Déroutant lors des premières minutes, ce film peut de premier abord ressembler à un ovni non maîtrisé. Mais une fois les deux premières saynètes passées, le film se dévoile et l'on comprend que la mise en scène se veut le reflet de l'époque dépeinte. Si le jeu des acteurs semble à certaines périodes amateur, notamment sur les passages en anglais, il faut passer outre, et l'on se rend compte que les acteurs adaptent leur jeu en fonction des époques.
Plusieurs saynètes s'enchaînent dans une chambre d'hôtel et se croisent parfois, et bien qu'inégales en intérêt, elles ont toutes le mérite de chacune soulever une thématique différente. Le film parle avant tout de l'évolution des mœurs de Singapour, et la mise en scène du sexe passe du grotesque à l'onirique, continue avec l'érotisme sensuel, pour devenir de plus en plus crue et violente, à l'image de la pornographie d'aujourd'hui. Il recèle de bonnes idées, comme l'écho d'une phrase ou d'un geste qui surgit dans un tout autre contexte.

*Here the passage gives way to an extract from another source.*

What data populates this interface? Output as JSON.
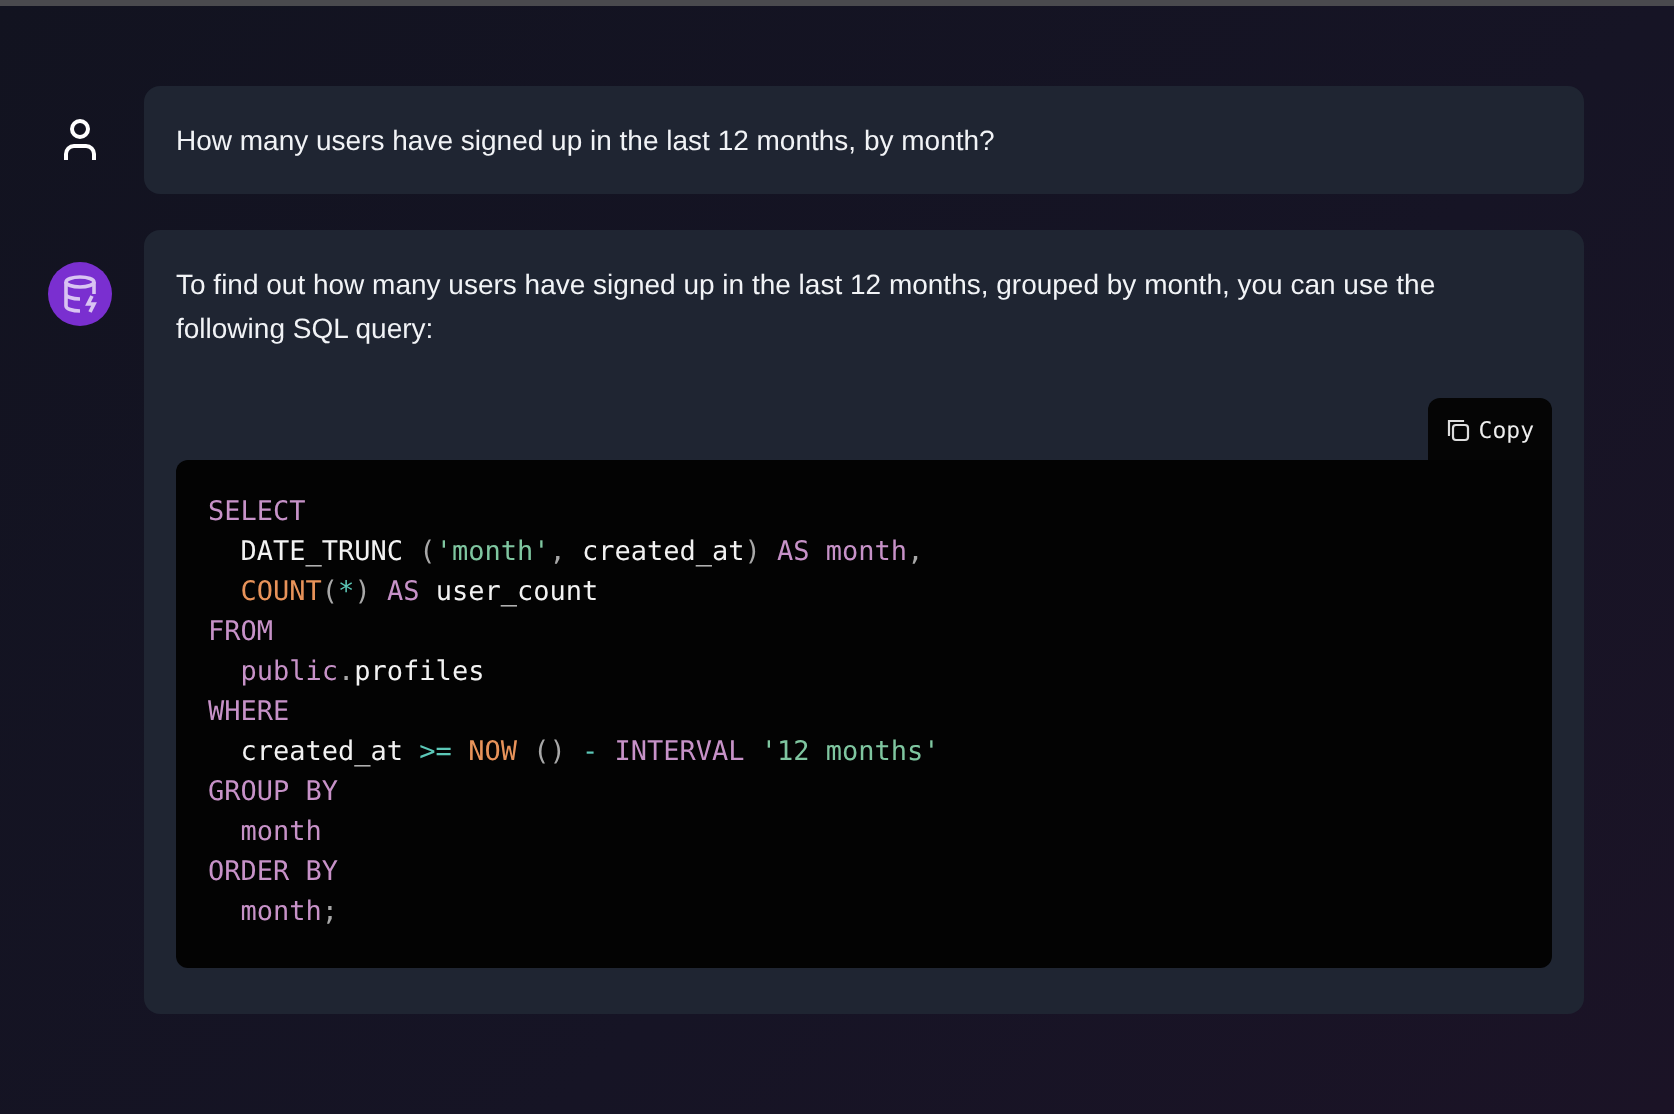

Le point fort de film est à mon sens sa capacité à utiliser le langage cinématographique avec légèreté pour faire passer des messages plus profonds. Par exemple, la nudité des personnages permet un temps de cacher leur différence de statut social, mais il suffit au réalisateur de les rhabiller pour donner à voir un amour impossible, sans jamais que les personnages ne l'admettent eux-mêmes. La chambre d'hôtel et son fantôme sont donc bien les témoins silencieux d'une société, dans ce qu'elle a de plus beau comme de plus glauque.
Pour finir Hotel Singapura est un film bien plus maîtrisé qu'il n'y paraît, pour peu que l'on fasse l'effort de se laisser envoûter par sa poésie teintée de mélancolie.